Abstract 858: NAD(H) Redox Imbalance in the Heart Accelerates Diabetic Cardiomyopathy

Abstract

Diabetes is linked to NAD(H) redox imbalance and lowered NAD + levels, but the roles of NAD + metabolism in diabetic cardiomyopathy are not established. We induced diabetes in C57BL6 wild type mice (WT) by streptozotocin (STZ) injections to cause depletion in serum insulin levels and elevation in fasting glucose levels. Hyperglycemic, male WT mice showed gradual declines in systolic and diastolic functions (FS, 50% vs 30%; E’/A’ ratio, 1.5 vs 1.0; 16-week after STZ), without causing cardiac hypertrophy.

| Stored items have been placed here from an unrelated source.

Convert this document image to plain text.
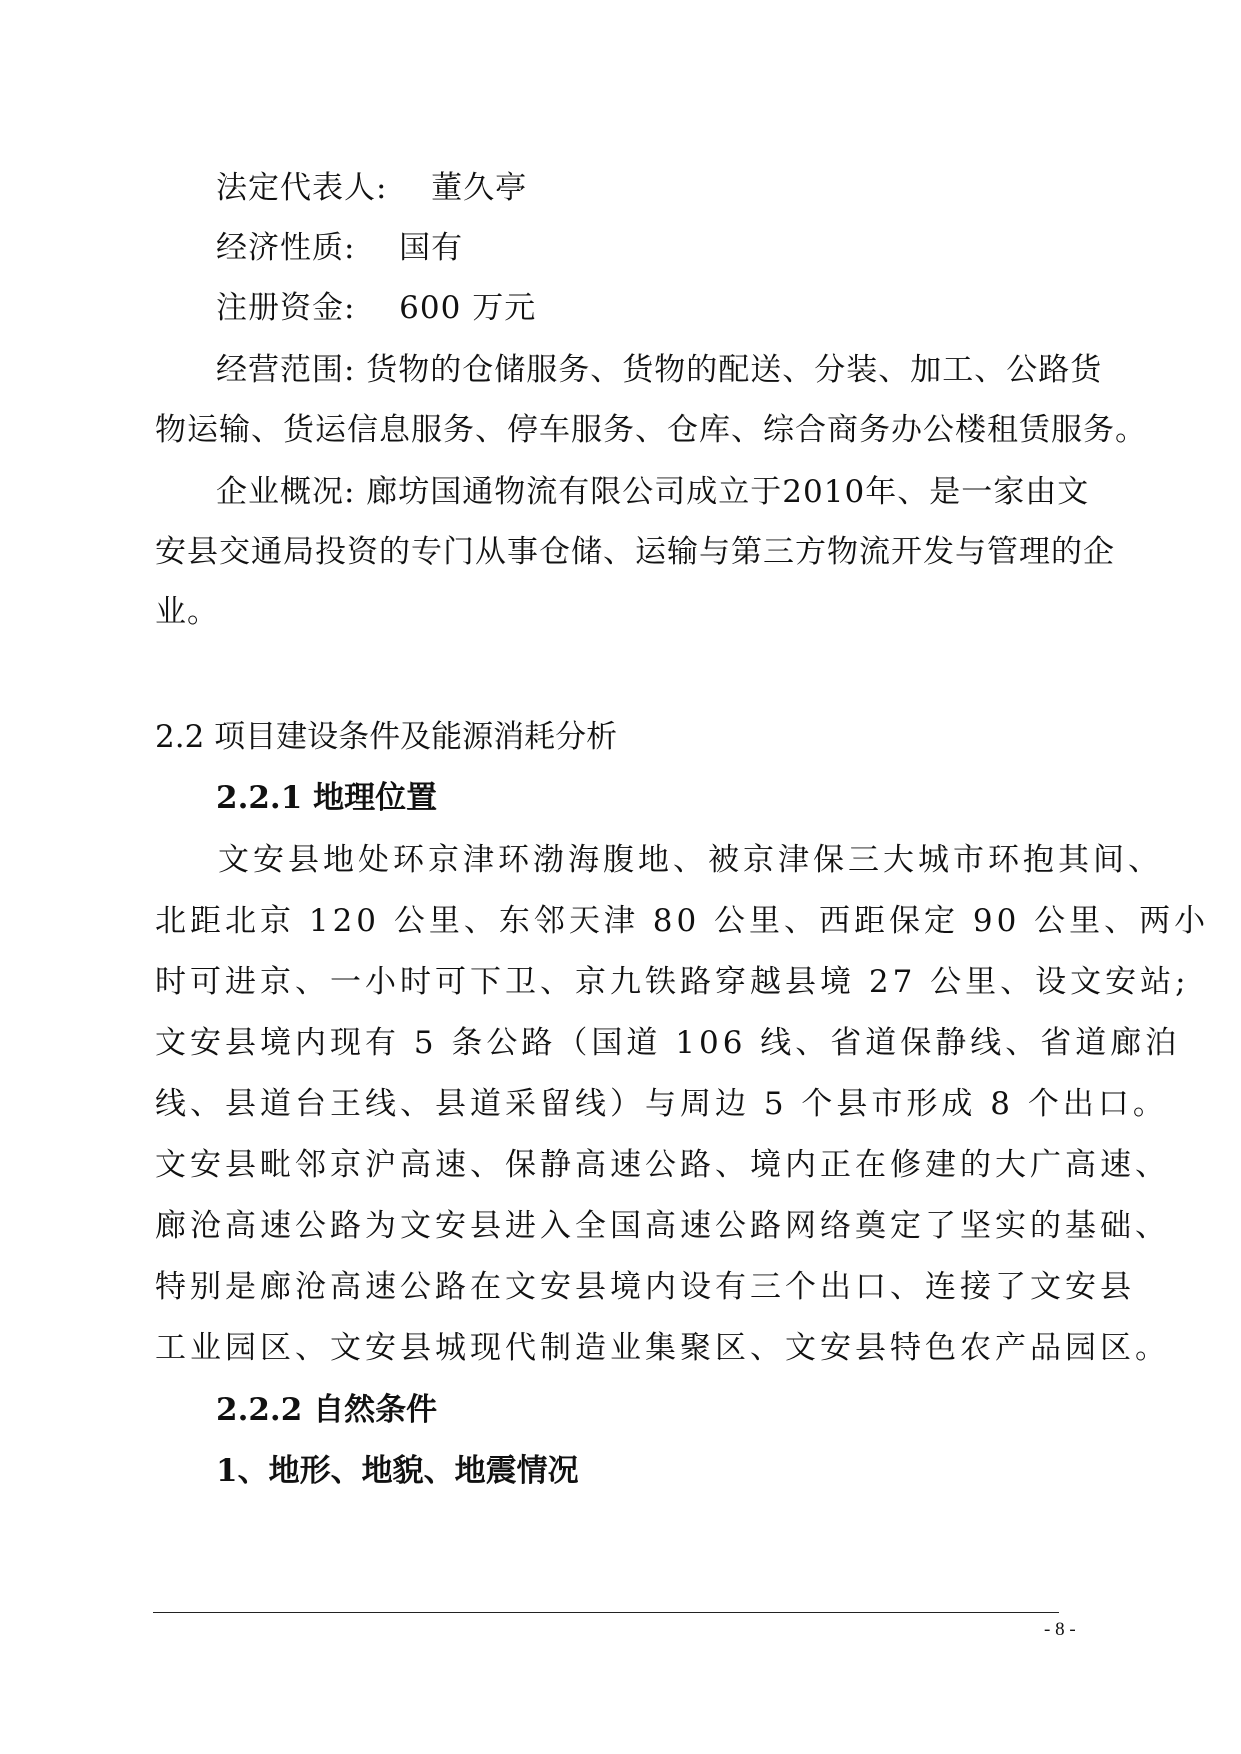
法定代表人: 董久亭
经济性质: 国有
注册资金: 600 万元
经营范围: 货物的仓储服务、货物的配送、分装、加工、公路货
物运输、货运信息服务、停车服务、仓库、综合商务办公楼租赁服务。
企业概况: 廊坊国通物流有限公司成立于2010年、是一家由文
安县交通局投资的专门从事仓储、运输与第三方物流开发与管理的企
业。
2.2 项目建设条件及能源消耗分析
2.2.1 地理位置
文安县地处环京津环渤海腹地、被京津保三大城市环抱其间、
北距北京 120 公里、东邻天津 80 公里、西距保定 90 公里、两小
时可进京、一小时可下卫、京九铁路穿越县境 27 公里、设文安站;
文安县境内现有 5 条公路（国道 106 线、省道保静线、省道廊泊
线、县道台王线、县道采留线）与周边 5 个县市形成 8 个出口。
文安县毗邻京沪高速、保静高速公路、境内正在修建的大广高速、
廊沧高速公路为文安县进入全国高速公路网络奠定了坚实的基础、
特别是廊沧高速公路在文安县境内设有三个出口、连接了文安县
工业园区、文安县城现代制造业集聚区、文安县特色农产品园区。
2.2.2 自然条件
1、地形、地貌、地震情况
- 8 -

Dysfunctions in diabetic hearts were associated with lowered NAD + /NADH ratio and protein hyperacetylation, suggesting the roles of NAD(H) redox imbalance in diabetic cardiomyopathy. To test if NAD(H) redox imbalance promotes dysfunctions of diabetic hearts, we employed cardiac-specific Ndufs4-KO mice (cKO), which exhibit lowered NAD + /NADH ratio without overt cardiac dysfunction at baseline. Changes in cardiac functions at 2-, 4-, and 8-week after STZ injections, insulin and fasting glucose levels of control and cKO male mice were measured. Similar insulin depletion and hyperglycemia (~450 mg/dL) were observed in diabetic control and cKO mice. Systolic and diastolic dysfunctions were worsened in diabetic cKO mice (control vs cKO: FS 37% vs 22%; E’/A’ 1.25 vs 0.95, 8-week after STZ). Cardiac fibrosis levels were slightly elevated in diabetic control and cKO hearts, but were not different between the two groups (~4% in both group of mice). The results suggested that the accelerated declines in cardiac functions contributed by NAD(H) redox imbalance are not due to the altered extracellular matrix environment. To restore the NAD(H) redox balance in diabetic hearts, we elevated NAD + levels in male control and cKO mice with cardiac-specific NAMPT overexpression. Elevations in cardiac NAD + levels alleviated systolic and diastolic dysfunctions in diabetic control and cKO mice, despite similar levels of hyperglycemia among groups. Similar exacerbation of cardiac dysfunction was observed in female diabetic cKO mice, while NAMPT overexpression similarly improved cardiac function in female diabetic control and cKO mice. Our findings showed that NAD(H) redox imbalance promotes the progression of diabetic cardiomyopathy, via a fibrosis-independent mechanism.